Ralph Megson: The gamekeeper's son who falls in love with Beatrice. Together they plot to seize Wideacre for themselves. Their plan does not come into fruition, however, because Beatrice turns on Ralph and attempts to murder him. He later returns as 'The Culler' who revolts against the Quality. He kills Beatrice at the end of Wideacre, but stays by the land to help watch over Julia and Richard in The Favoured Child. He kills Richard at the end of The Favoured Child.

Dr. John MacAndrew: A bright and quick witted doctor from Edinburgh, Scotland who falls in love with and marries Beatrice. They become estranged after he discovers the truth about Beatrice and Harry's incestuous relationship, as well as Beatrice's murderous attempts to give the land to her children. To get revenge against her and save the children, he later starts plotting their downfall. He eventually falls in love with Celia, though they do not have an affair. At the end of the novel, they leave the house together. He travels to India to earn more money for the family and comes back to raise the children with Celia in The Favoured Child. He is murdered by Richard.

Celia Lacey: Harry's wife, who later becomes the moral force for good against Beatrice's manipulative schemes. Her marriage to Harry is arranged, but she grows to love him for his gentleness. She is thrilled to accept Julia as her own daughter, as it is later discovered that she is unable to have children. When she becomes estranged from Harry, she falls in love with John, with whom she leaves and raises the children until they are murdered by Richard in The Favoured Child.

Julia Lacey: Daughter of Beatrice and Harry. She is passed off as Celia's daughter and later raised by her and John. Although less timid and naïve as Harry, her sheltered upbringing causes her to have less confidence and accept Richard's abuse. While she describes Richard as her childhood friend, bully, and betrothed, she has no feelings for him and attempts to escape from him by marrying the first man she falls in love with. However, Richard rapes and impregnates her to stop the engagement, and then forces her to marry him. She gives birth to a girl, whom she names Sarah, before she dies from a fever during afterbirth complications.

Richard MacAndrew: Son of Beatrice and Harry. He is passed off as John's son by Beatrice and later raised by John and Celia. As deceptive and sociopathic as his mother, Richard is determined to fulfill Beatrice's wish of claiming Wideacre by marrying Julia. When his position is threatened by Julia and others, he murders those who stand in his way, and rapes Julia, resulting in a pregnancy and birth of a daughter, Sarah. The night of his child's birth, Richard is murdered by Ralph.

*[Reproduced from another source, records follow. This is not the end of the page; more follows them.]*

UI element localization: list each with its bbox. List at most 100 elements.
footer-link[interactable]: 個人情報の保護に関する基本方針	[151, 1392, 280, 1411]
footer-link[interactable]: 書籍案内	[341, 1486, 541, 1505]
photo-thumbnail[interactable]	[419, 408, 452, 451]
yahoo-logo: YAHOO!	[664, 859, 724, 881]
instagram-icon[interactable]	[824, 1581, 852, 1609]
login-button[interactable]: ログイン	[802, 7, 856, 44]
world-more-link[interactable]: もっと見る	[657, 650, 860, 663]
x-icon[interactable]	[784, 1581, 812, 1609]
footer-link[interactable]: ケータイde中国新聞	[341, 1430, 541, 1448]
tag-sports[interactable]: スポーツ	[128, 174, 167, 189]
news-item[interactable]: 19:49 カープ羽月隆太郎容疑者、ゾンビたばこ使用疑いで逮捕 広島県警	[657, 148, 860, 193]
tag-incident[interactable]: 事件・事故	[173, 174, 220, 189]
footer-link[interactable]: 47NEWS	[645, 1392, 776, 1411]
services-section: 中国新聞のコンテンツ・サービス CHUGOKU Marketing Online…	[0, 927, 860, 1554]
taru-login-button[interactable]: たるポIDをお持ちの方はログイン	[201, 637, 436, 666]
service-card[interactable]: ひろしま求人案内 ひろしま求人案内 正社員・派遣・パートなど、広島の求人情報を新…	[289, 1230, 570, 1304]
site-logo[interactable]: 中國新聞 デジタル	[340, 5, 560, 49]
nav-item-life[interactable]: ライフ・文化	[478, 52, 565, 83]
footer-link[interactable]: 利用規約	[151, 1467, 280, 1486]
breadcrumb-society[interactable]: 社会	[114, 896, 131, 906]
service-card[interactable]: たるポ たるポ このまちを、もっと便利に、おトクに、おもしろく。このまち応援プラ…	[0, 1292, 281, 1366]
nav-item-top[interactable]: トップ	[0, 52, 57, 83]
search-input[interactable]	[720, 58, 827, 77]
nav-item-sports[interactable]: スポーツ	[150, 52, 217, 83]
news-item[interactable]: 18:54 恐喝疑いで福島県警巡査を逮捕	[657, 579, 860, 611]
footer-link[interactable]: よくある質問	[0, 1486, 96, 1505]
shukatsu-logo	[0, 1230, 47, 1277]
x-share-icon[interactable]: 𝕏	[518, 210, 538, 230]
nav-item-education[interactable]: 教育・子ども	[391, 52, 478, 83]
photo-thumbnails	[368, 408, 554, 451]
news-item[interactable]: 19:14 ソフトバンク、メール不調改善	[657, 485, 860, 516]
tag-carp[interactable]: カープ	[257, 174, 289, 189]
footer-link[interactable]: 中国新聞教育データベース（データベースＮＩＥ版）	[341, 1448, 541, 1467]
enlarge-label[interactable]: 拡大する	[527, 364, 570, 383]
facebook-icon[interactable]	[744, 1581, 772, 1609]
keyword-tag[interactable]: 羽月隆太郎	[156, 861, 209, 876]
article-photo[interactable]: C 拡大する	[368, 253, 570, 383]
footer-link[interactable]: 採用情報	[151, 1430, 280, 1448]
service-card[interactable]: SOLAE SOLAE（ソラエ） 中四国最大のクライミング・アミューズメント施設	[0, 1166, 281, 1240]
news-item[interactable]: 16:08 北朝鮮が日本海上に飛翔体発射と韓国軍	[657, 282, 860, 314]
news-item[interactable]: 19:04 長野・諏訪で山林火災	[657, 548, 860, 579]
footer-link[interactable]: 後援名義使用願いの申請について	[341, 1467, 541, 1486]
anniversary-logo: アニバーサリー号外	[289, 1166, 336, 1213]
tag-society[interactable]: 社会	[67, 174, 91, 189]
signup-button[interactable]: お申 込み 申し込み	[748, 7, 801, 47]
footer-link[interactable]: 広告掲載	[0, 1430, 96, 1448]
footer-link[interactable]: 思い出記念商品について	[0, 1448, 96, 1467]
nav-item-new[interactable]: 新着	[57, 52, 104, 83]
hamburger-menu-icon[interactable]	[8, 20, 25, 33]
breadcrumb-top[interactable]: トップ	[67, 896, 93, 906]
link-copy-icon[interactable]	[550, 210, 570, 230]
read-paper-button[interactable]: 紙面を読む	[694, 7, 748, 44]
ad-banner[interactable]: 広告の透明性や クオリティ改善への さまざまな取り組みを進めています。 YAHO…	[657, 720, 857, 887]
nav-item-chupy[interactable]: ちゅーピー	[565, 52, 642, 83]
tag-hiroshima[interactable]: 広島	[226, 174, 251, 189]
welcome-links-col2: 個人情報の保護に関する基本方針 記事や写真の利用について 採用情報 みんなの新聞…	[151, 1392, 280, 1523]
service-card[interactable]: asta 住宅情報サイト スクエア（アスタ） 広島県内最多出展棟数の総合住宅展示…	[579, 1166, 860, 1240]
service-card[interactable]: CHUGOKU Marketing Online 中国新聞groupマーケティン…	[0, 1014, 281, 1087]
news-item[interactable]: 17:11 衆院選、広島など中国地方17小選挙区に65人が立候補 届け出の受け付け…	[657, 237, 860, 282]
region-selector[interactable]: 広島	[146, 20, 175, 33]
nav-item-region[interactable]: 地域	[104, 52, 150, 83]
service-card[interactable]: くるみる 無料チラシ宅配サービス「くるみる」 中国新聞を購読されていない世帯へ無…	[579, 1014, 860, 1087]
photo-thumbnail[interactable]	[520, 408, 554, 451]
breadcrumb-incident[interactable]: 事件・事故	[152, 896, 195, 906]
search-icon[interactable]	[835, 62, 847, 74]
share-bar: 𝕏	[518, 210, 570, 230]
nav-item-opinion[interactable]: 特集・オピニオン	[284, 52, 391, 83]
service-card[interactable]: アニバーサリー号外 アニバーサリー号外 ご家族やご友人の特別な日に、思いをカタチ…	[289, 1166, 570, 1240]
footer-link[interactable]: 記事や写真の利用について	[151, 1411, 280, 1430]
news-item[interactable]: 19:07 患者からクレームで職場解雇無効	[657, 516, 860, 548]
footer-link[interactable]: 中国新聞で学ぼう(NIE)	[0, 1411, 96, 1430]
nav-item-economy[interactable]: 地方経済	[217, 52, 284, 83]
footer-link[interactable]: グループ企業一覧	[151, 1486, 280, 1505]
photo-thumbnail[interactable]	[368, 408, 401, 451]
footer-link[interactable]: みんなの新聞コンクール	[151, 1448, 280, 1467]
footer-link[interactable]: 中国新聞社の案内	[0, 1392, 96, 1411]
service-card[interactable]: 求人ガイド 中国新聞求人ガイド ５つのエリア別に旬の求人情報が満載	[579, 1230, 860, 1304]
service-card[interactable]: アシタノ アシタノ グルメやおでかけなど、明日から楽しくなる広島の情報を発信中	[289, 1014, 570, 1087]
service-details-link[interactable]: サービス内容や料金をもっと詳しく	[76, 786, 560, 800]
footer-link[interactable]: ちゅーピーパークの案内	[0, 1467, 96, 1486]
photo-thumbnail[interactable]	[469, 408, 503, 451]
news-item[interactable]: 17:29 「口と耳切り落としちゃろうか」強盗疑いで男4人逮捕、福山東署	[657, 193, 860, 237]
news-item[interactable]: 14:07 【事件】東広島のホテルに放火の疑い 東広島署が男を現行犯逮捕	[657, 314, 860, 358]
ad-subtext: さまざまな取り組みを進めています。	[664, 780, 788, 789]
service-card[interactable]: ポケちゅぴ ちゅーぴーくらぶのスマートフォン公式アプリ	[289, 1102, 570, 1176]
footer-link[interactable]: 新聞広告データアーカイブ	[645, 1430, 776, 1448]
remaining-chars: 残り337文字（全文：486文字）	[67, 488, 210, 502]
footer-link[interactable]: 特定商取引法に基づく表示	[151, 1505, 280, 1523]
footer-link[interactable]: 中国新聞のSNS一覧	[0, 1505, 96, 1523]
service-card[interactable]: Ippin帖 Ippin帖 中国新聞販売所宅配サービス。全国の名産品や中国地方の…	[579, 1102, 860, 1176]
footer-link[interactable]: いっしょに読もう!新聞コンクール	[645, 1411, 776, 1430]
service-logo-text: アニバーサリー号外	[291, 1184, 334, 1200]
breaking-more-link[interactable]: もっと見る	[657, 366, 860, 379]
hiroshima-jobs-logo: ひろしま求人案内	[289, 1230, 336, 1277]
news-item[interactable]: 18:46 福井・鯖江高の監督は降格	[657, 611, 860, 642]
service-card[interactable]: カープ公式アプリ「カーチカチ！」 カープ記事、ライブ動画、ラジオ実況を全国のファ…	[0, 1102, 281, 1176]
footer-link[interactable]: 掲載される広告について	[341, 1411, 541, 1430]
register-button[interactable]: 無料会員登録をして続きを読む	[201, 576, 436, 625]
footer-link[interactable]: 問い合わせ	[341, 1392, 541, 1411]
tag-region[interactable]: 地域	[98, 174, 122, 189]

Sarah Lacey (AKA Meridon): Daughter of Julia and Richard, and granddaughter of Beatrice and Harry. After the deaths of her parents, she is given to and raised by gypsies and renamed Meridon to hide her true identity. However, as she enters womanhood, she discovers that she comes from the Lacey family and is offered to inherit Wideacre if she leaves her previous family and life behind. However, she cannot reconcile the two worlds and leaves her husband and Wideacre. She never learns that her parents and grandparents were brothers and sisters.

==Sequels==
In The Favoured Child (1989), John and Celia reunite and raise young Richard and Julia, but Richard inherits his mother's destructive desire to claim Wideacre. Meridon (1990) follows young Sarah Lacey, renamed Meridon and raised by gypsies, as she discovers her past as the daughter of Richard and Julia.